Nomura has kept its estimate for the economic growth of India in FY26 at 6.2 per cent GDP growth along with consumer price inflation of 2.7 per cent.
The Japanese financial services company's forecast comes amid the government working towards a much-anticipated revamp of the Goods and Services Tax (GST) structure.
Presently, GST is levied under four slabs—5 per cent, 12 per cent, 18 per cent, and 28 per cent. The Centre has decided to prune this structure into two base rates of 5 per cent and 28 per cent, and impose a levy of 40 per cent on sin and luxury items.
Experts warn that elimination of the 12 per cent and 18 per cent slabs can theoretically cut GDP growth by 0.19 per cent. States might oppose the move, fearing loss of revenues if compensation is inadequate. Policymakers will prefer to retain high-revenue items in higher tax slabs to protect state budgets.
Nomura pointed out that Indian consumption is largely based on employment and income fundamentals. Tax reforms that boost disposable income could lead to greater savings, while consumer expenditure could change in cycles. The brokerage forecasts initial slowing of buying ahead of weaker rates, followed by a pickup in demand in the festival season in October–November.
The GST rationalisation should have a significant disinflationary impact. Today, 22 per cent of the items in the CPI basket come under the 12 per cent slab, and 5 per cent in the 28 per cent slab.
But Nomura cautioned prices may not be reduced immediately. Leveraging the experience of the 2017 GST introduction, firms have a tendency to increase mark-ups prior to the reform and transferred only a portion of the tax relief to consumers, increasing the profit margin.
The proposal enters the political sphere now. This week, a Group of Ministers (GoM) will discuss the plan, after which there will be a GST Council meet in September. If all goes well, the new GST structure will take effect by Diwali.
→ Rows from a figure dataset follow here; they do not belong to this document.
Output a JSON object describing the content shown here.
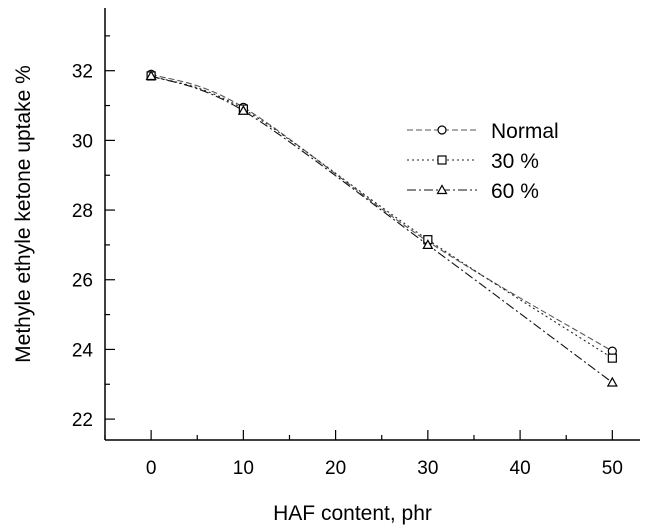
{
  "chart_data": {
    "type": "line",
    "title": "",
    "xlabel": "HAF content, phr",
    "ylabel": "Methyle ethyle ketone uptake %",
    "xlim": [
      -5,
      53
    ],
    "ylim": [
      21.4,
      33.8
    ],
    "xticks": [
      0,
      10,
      20,
      30,
      40,
      50
    ],
    "yticks": [
      22,
      24,
      26,
      28,
      30,
      32
    ],
    "x": [
      0,
      10,
      30,
      50
    ],
    "grid": false,
    "legend_position": "right-center",
    "series": [
      {
        "name": "Normal",
        "marker": "circle",
        "dash": "6,3",
        "color": "#555555",
        "values": [
          31.9,
          30.95,
          27.1,
          23.95
        ]
      },
      {
        "name": "30 %",
        "marker": "square",
        "dash": "2,3",
        "color": "#222222",
        "values": [
          31.85,
          30.9,
          27.15,
          23.75
        ]
      },
      {
        "name": "60 %",
        "marker": "triangle",
        "dash": "9,3,2,3",
        "color": "#111111",
        "values": [
          31.85,
          30.85,
          27.0,
          23.05
        ]
      }
    ]
  }
}
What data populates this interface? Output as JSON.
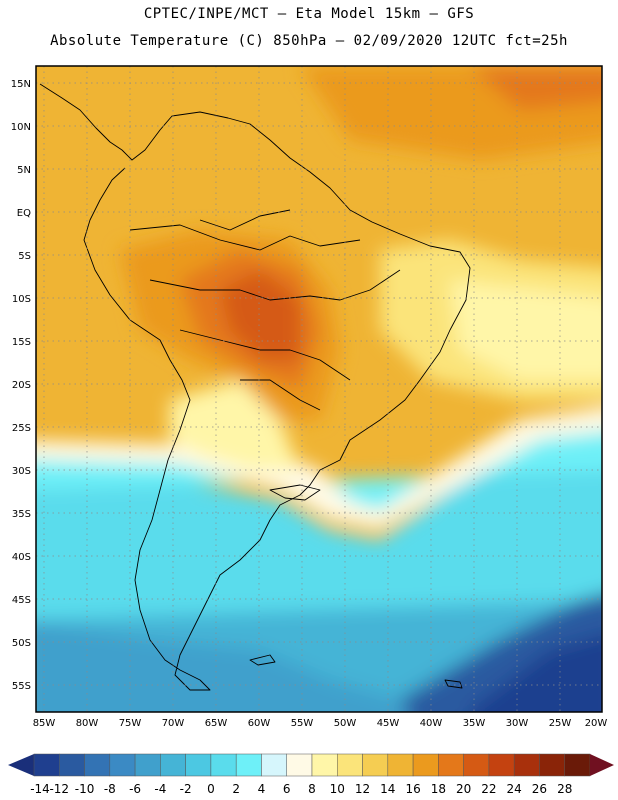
{
  "header": {
    "line1": "CPTEC/INPE/MCT –  Eta Model 15km – GFS",
    "line2": "Absolute Temperature (C) 850hPa – 02/09/2020 12UTC fct=25h"
  },
  "map": {
    "lat_labels": [
      "15N",
      "10N",
      "5N",
      "EQ",
      "5S",
      "10S",
      "15S",
      "20S",
      "25S",
      "30S",
      "35S",
      "40S",
      "45S",
      "50S",
      "55S"
    ],
    "lon_labels": [
      "85W",
      "80W",
      "75W",
      "70W",
      "65W",
      "60W",
      "55W",
      "50W",
      "45W",
      "40W",
      "35W",
      "30W",
      "25W",
      "20W"
    ]
  },
  "colorbar": {
    "labels": [
      "-14",
      "-12",
      "-10",
      "-8",
      "-6",
      "-4",
      "-2",
      "0",
      "2",
      "4",
      "6",
      "8",
      "10",
      "12",
      "14",
      "16",
      "18",
      "20",
      "22",
      "24",
      "26",
      "28"
    ],
    "colors": [
      "#1f3f8f",
      "#2a5aa0",
      "#3373b4",
      "#3b8ac4",
      "#40a0cc",
      "#45b4d6",
      "#4cc8e2",
      "#5adcec",
      "#6ef0f8",
      "#d6f6fc",
      "#fffae6",
      "#fff6a8",
      "#fbe47a",
      "#f5cd52",
      "#efb434",
      "#eb9a1e",
      "#e4781a",
      "#d55a14",
      "#c44210",
      "#a8300c",
      "#8a2408",
      "#6a1a08"
    ],
    "end_low": "#1a2f7a",
    "end_high": "#701020"
  }
}
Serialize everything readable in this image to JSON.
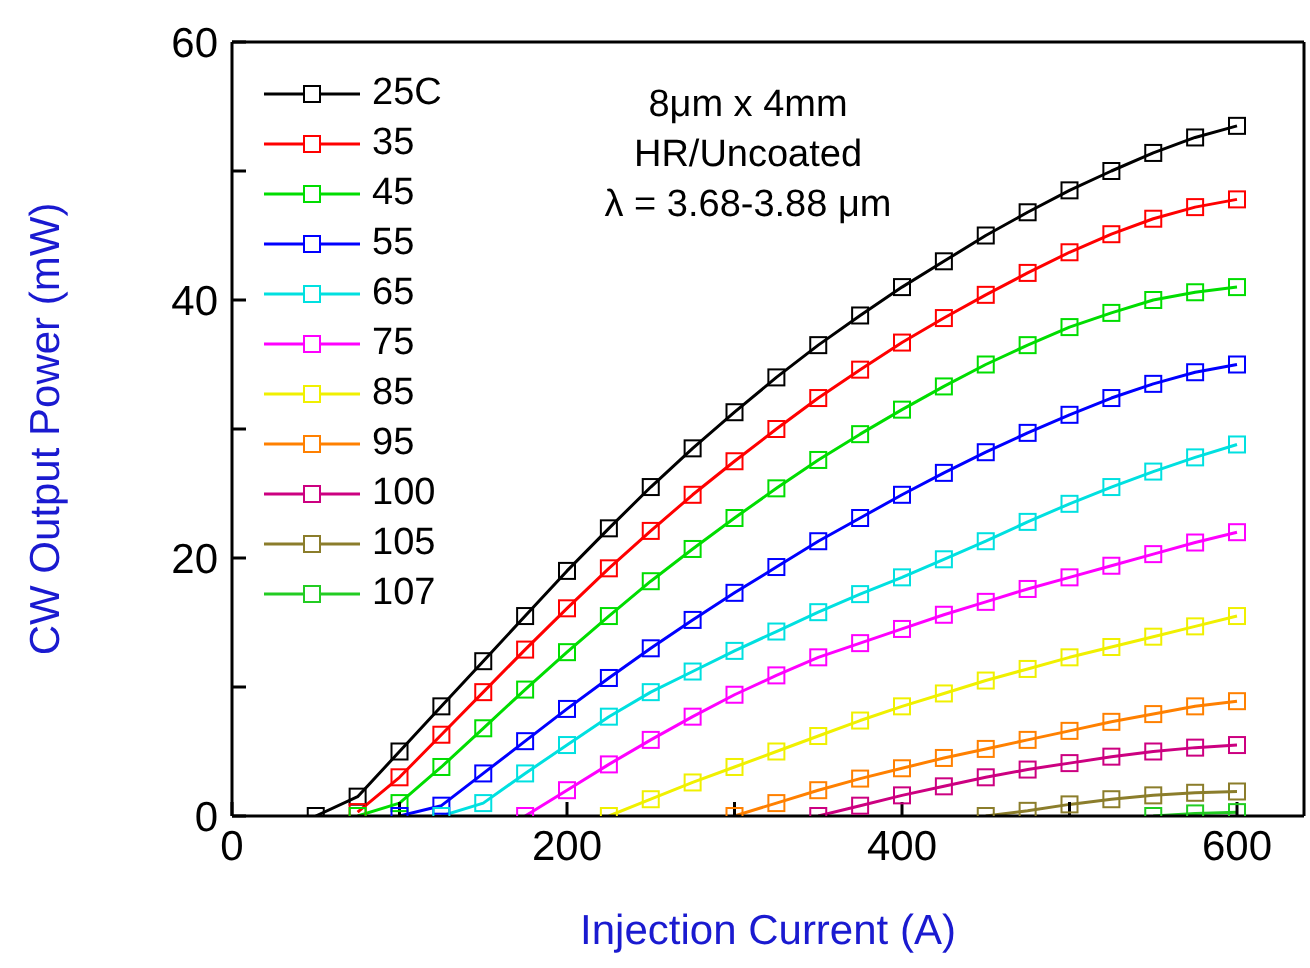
{
  "chart_data": {
    "type": "line",
    "xlabel": "Injection Current (A)",
    "ylabel": "CW Output Power (mW)",
    "annotations": [
      "8μm x 4mm",
      "HR/Uncoated",
      "λ = 3.68-3.88 μm"
    ],
    "x": [
      50,
      75,
      100,
      125,
      150,
      175,
      200,
      225,
      250,
      275,
      300,
      325,
      350,
      375,
      400,
      425,
      450,
      475,
      500,
      525,
      550,
      575,
      600
    ],
    "xlim": [
      0,
      640
    ],
    "xticks": [
      0,
      {
        "value": 100,
        "label": null
      },
      200,
      {
        "value": 300,
        "label": null
      },
      400,
      {
        "value": 500,
        "label": null
      },
      600
    ],
    "ylim": [
      0,
      60
    ],
    "yticks": [
      0,
      {
        "value": 10,
        "label": null
      },
      20,
      {
        "value": 30,
        "label": null
      },
      40,
      {
        "value": 50,
        "label": null
      },
      60
    ],
    "grid": false,
    "legend": "top left",
    "marker": "square",
    "line_style": "solid",
    "series": [
      {
        "name": "25C",
        "color": "#000000",
        "values": [
          0,
          1.5,
          5,
          8.5,
          12,
          15.5,
          19,
          22.3,
          25.5,
          28.5,
          31.3,
          34,
          36.5,
          38.8,
          41,
          43,
          45,
          46.8,
          48.5,
          50,
          51.4,
          52.6,
          53.5
        ]
      },
      {
        "name": "35",
        "color": "#ff0000",
        "values": [
          null,
          0.3,
          3,
          6.3,
          9.6,
          12.9,
          16.1,
          19.2,
          22.1,
          24.9,
          27.5,
          30,
          32.4,
          34.6,
          36.7,
          38.6,
          40.4,
          42.1,
          43.7,
          45.1,
          46.3,
          47.2,
          47.8
        ]
      },
      {
        "name": "45",
        "color": "#00dd00",
        "values": [
          null,
          0,
          1,
          3.8,
          6.8,
          9.8,
          12.7,
          15.5,
          18.2,
          20.7,
          23.1,
          25.4,
          27.6,
          29.6,
          31.5,
          33.3,
          35,
          36.5,
          37.9,
          39,
          40,
          40.6,
          41
        ]
      },
      {
        "name": "55",
        "color": "#0000ff",
        "values": [
          null,
          null,
          0,
          0.8,
          3.3,
          5.8,
          8.3,
          10.7,
          13,
          15.2,
          17.3,
          19.3,
          21.3,
          23.1,
          24.9,
          26.6,
          28.2,
          29.7,
          31.1,
          32.4,
          33.5,
          34.4,
          35
        ]
      },
      {
        "name": "65",
        "color": "#00e0e0",
        "values": [
          null,
          null,
          null,
          0,
          1,
          3.3,
          5.5,
          7.7,
          9.6,
          11.2,
          12.8,
          14.3,
          15.8,
          17.2,
          18.5,
          19.9,
          21.3,
          22.8,
          24.2,
          25.5,
          26.7,
          27.8,
          28.8
        ]
      },
      {
        "name": "75",
        "color": "#ff00ff",
        "values": [
          null,
          null,
          null,
          null,
          null,
          0,
          2,
          4,
          5.9,
          7.7,
          9.4,
          10.9,
          12.3,
          13.4,
          14.5,
          15.6,
          16.6,
          17.6,
          18.5,
          19.4,
          20.3,
          21.2,
          22
        ]
      },
      {
        "name": "85",
        "color": "#f0f000",
        "values": [
          null,
          null,
          null,
          null,
          null,
          null,
          null,
          0,
          1.3,
          2.6,
          3.8,
          5,
          6.2,
          7.4,
          8.5,
          9.5,
          10.5,
          11.4,
          12.3,
          13.1,
          13.9,
          14.7,
          15.5
        ]
      },
      {
        "name": "95",
        "color": "#ff8000",
        "values": [
          null,
          null,
          null,
          null,
          null,
          null,
          null,
          null,
          null,
          null,
          0,
          1,
          2,
          2.9,
          3.7,
          4.5,
          5.2,
          5.9,
          6.6,
          7.3,
          7.9,
          8.5,
          8.9
        ]
      },
      {
        "name": "100",
        "color": "#cc0080",
        "values": [
          null,
          null,
          null,
          null,
          null,
          null,
          null,
          null,
          null,
          null,
          null,
          null,
          0,
          0.8,
          1.6,
          2.3,
          3,
          3.6,
          4.1,
          4.6,
          5,
          5.3,
          5.5
        ]
      },
      {
        "name": "105",
        "color": "#8b7d2b",
        "values": [
          null,
          null,
          null,
          null,
          null,
          null,
          null,
          null,
          null,
          null,
          null,
          null,
          null,
          null,
          null,
          null,
          0,
          0.4,
          0.9,
          1.3,
          1.6,
          1.8,
          1.9
        ]
      },
      {
        "name": "107",
        "color": "#22cc22",
        "values": [
          null,
          null,
          null,
          null,
          null,
          null,
          null,
          null,
          null,
          null,
          null,
          null,
          null,
          null,
          null,
          null,
          null,
          null,
          null,
          null,
          0,
          0.2,
          0.3
        ]
      }
    ]
  }
}
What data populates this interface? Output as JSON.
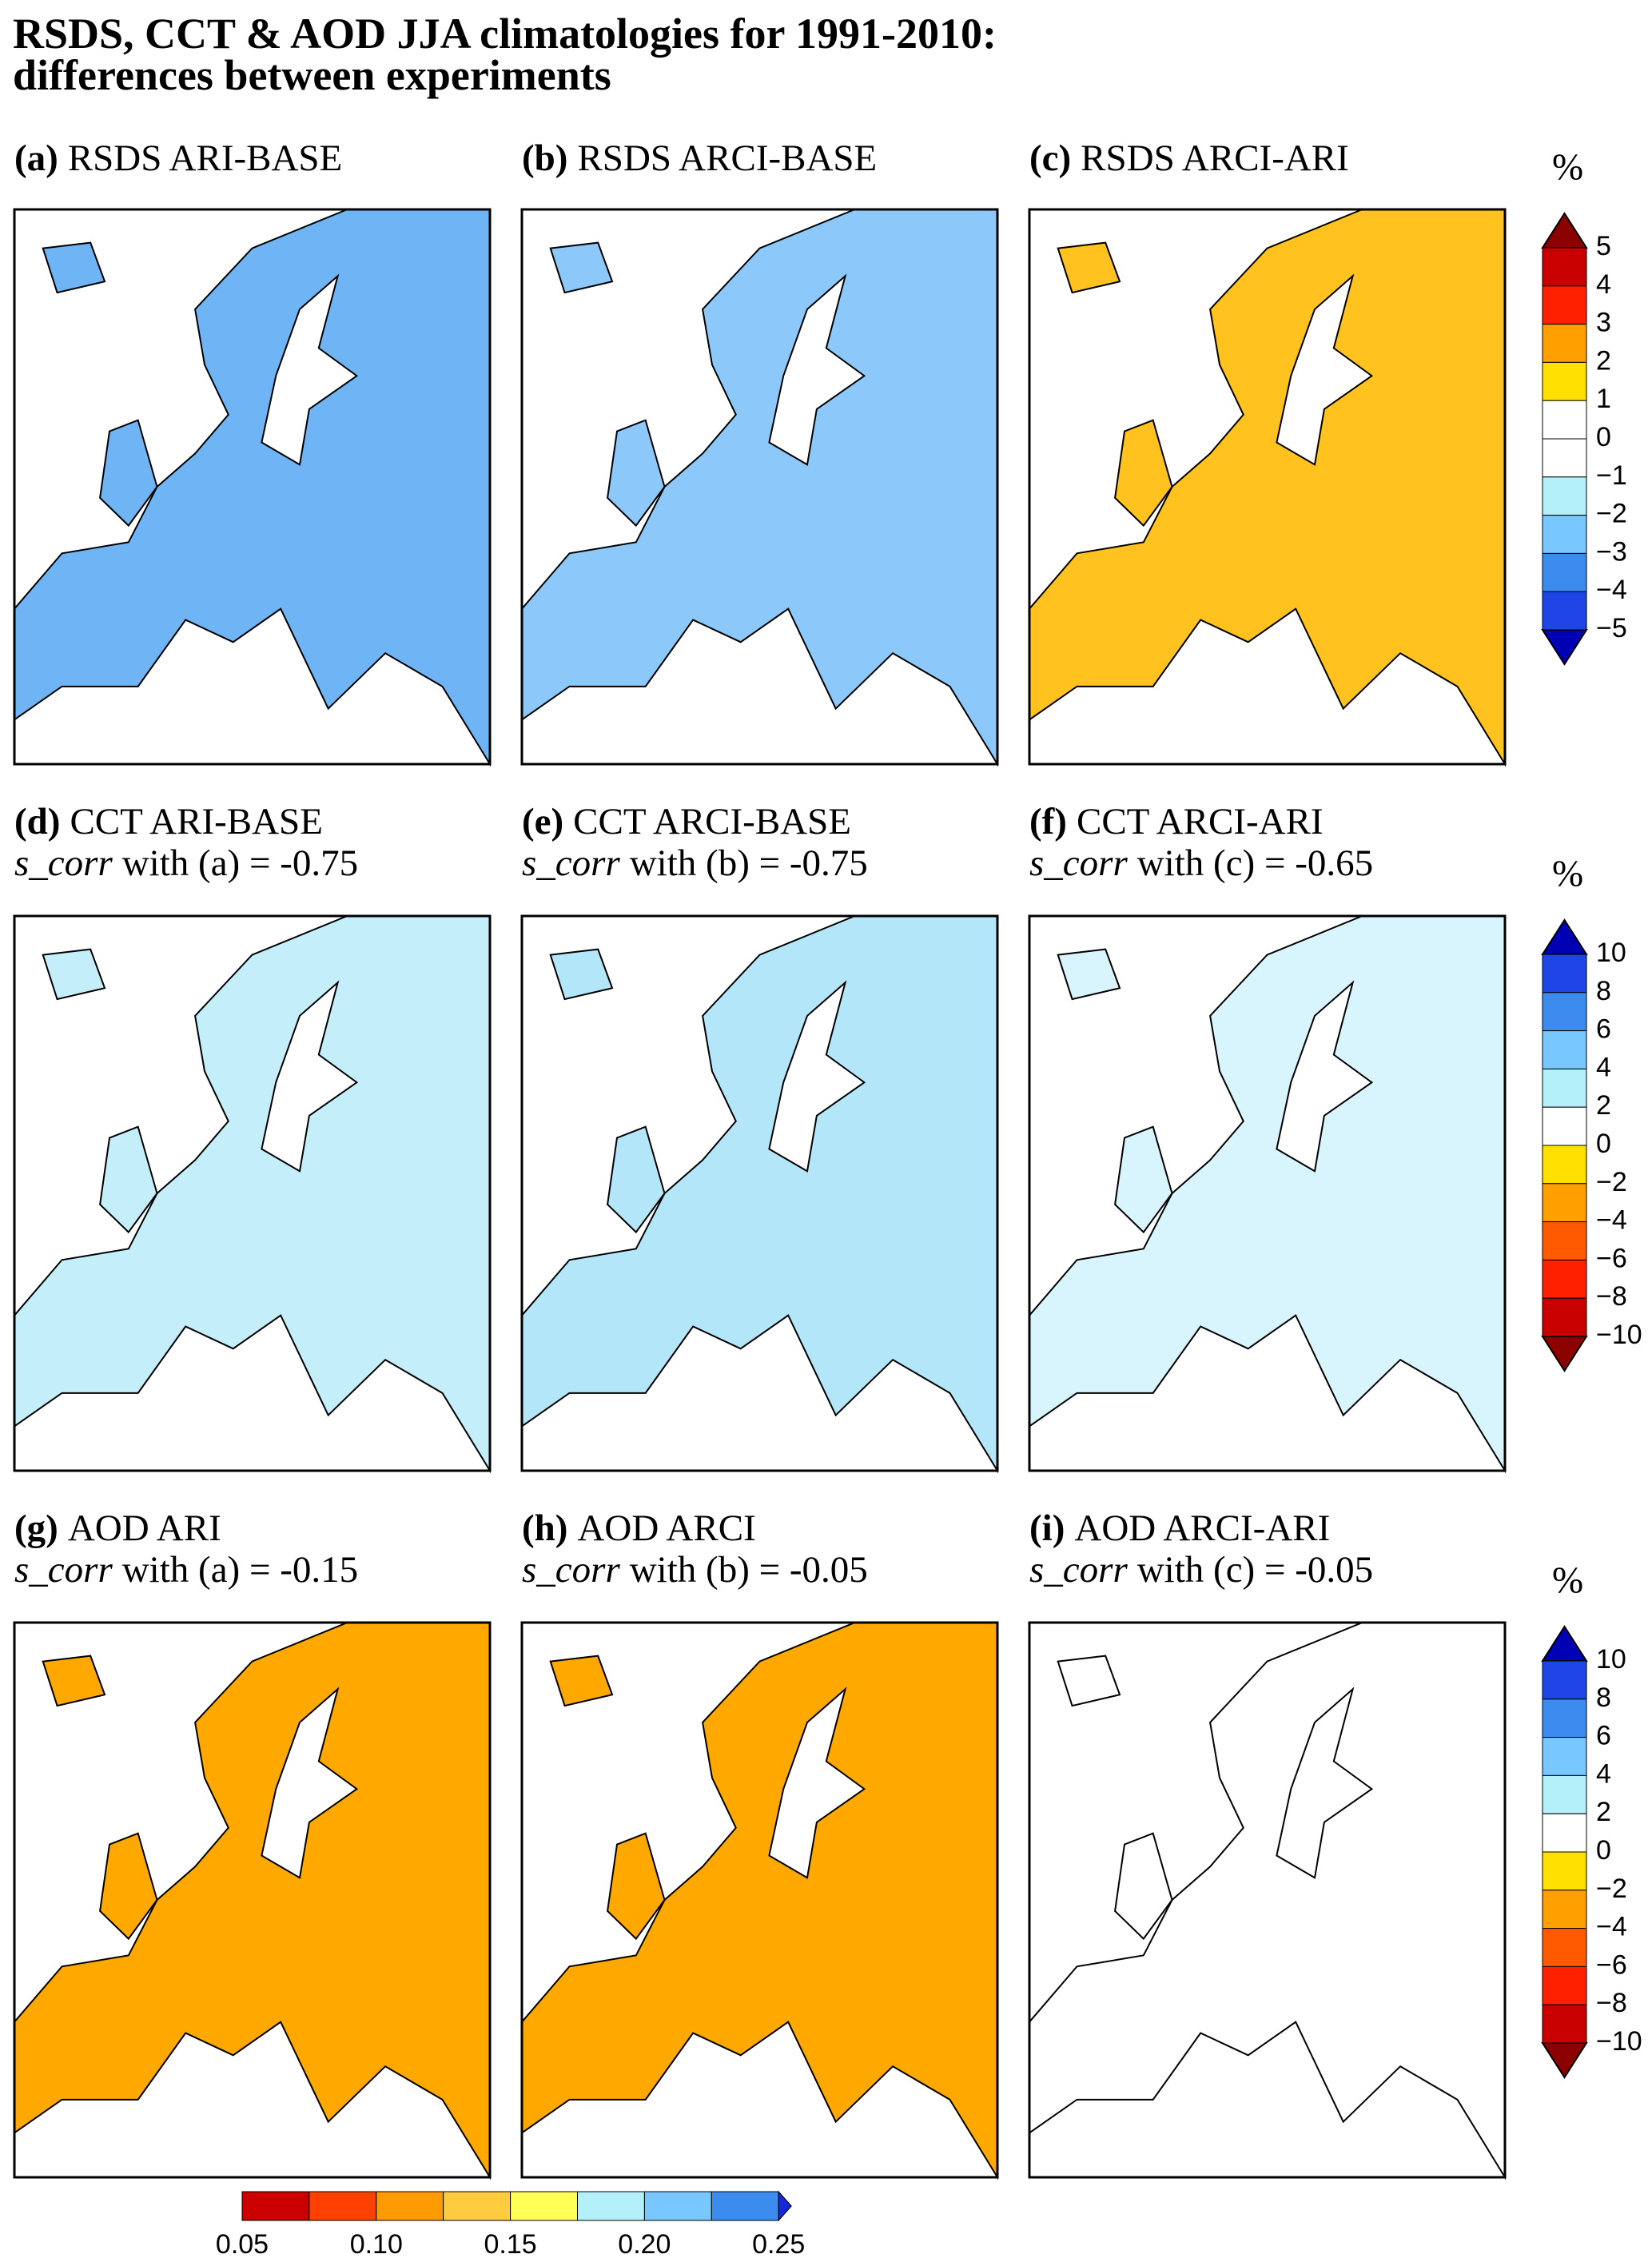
{
  "header": {
    "title_lines": [
      "RSDS, CCT & AOD JJA climatologies for 1991-2010:",
      "differences between experiments"
    ]
  },
  "panels": [
    {
      "label": "(a)",
      "title": "RSDS ARI-BASE",
      "color": "#6fb4f5"
    },
    {
      "label": "(b)",
      "title": "RSDS ARCI-BASE",
      "color": "#8cc8fa"
    },
    {
      "label": "(c)",
      "title": "RSDS ARCI-ARI",
      "color": "#ffc21e"
    },
    {
      "label": "(d)",
      "title": "CCT ARI-BASE",
      "stat_name": "s_corr",
      "stat_text": "with (a) = -0.75",
      "color": "#c4eefa"
    },
    {
      "label": "(e)",
      "title": "CCT ARCI-BASE",
      "stat_name": "s_corr",
      "stat_text": "with (b) = -0.75",
      "color": "#b4e6fa"
    },
    {
      "label": "(f)",
      "title": "CCT ARCI-ARI",
      "stat_name": "s_corr",
      "stat_text": "with (c) = -0.65",
      "color": "#d8f4fc"
    },
    {
      "label": "(g)",
      "title": "AOD ARI",
      "stat_name": "s_corr",
      "stat_text": "with (a) = -0.15",
      "color": "#ffa800"
    },
    {
      "label": "(h)",
      "title": "AOD ARCI",
      "stat_name": "s_corr",
      "stat_text": "with (b) = -0.05",
      "color": "#ffa800"
    },
    {
      "label": "(i)",
      "title": "AOD ARCI-ARI",
      "stat_name": "s_corr",
      "stat_text": "with (c) = -0.05",
      "color": "#ffffff"
    }
  ],
  "colorbars": [
    {
      "unit": "%",
      "labels": [
        "5",
        "4",
        "3",
        "2",
        "1",
        "0",
        "−1",
        "−2",
        "−3",
        "−4",
        "−5"
      ],
      "colors": [
        "#c80000",
        "#ff2000",
        "#ffa000",
        "#ffe000",
        "#ffffff",
        "#ffffff",
        "#b4f0fa",
        "#78c8ff",
        "#3c8cf0",
        "#1e46e6"
      ],
      "end_colors": [
        "#8b0000",
        "#0000b4"
      ]
    },
    {
      "unit": "%",
      "labels": [
        "10",
        "8",
        "6",
        "4",
        "2",
        "0",
        "−2",
        "−4",
        "−6",
        "−8",
        "−10"
      ],
      "colors": [
        "#1e46e6",
        "#3c8cf0",
        "#78c8ff",
        "#b4f0fa",
        "#ffffff",
        "#ffe000",
        "#ffa000",
        "#ff5a00",
        "#ff2000",
        "#c80000"
      ],
      "end_colors": [
        "#0000b4",
        "#8b0000"
      ]
    },
    {
      "unit": "%",
      "labels": [
        "10",
        "8",
        "6",
        "4",
        "2",
        "0",
        "−2",
        "−4",
        "−6",
        "−8",
        "−10"
      ],
      "colors": [
        "#1e46e6",
        "#3c8cf0",
        "#78c8ff",
        "#b4f0fa",
        "#ffffff",
        "#ffe000",
        "#ffa000",
        "#ff5a00",
        "#ff2000",
        "#c80000"
      ],
      "end_colors": [
        "#0000b4",
        "#8b0000"
      ]
    }
  ],
  "aod_colorbar": {
    "labels": [
      "0.05",
      "0.10",
      "0.15",
      "0.20",
      "0.25"
    ],
    "colors": [
      "#cc0000",
      "#ff4000",
      "#ff9a00",
      "#ffcc40",
      "#ffff55",
      "#b4f0fa",
      "#78c8ff",
      "#3c8cf0"
    ],
    "end_color": "#1428dc"
  }
}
On a fiscal basis, government's biggest indirect taxation revenues are derived from items taxed at less than 18 per cent and these are not likely to be impacted big time. With high-yielding products continuing in the highest slab and the existing compensation cess most probably substituted with an alternative one, Nomura has maintained its fiscal deficit forecast unchanged at 4.4 per cent of GDP.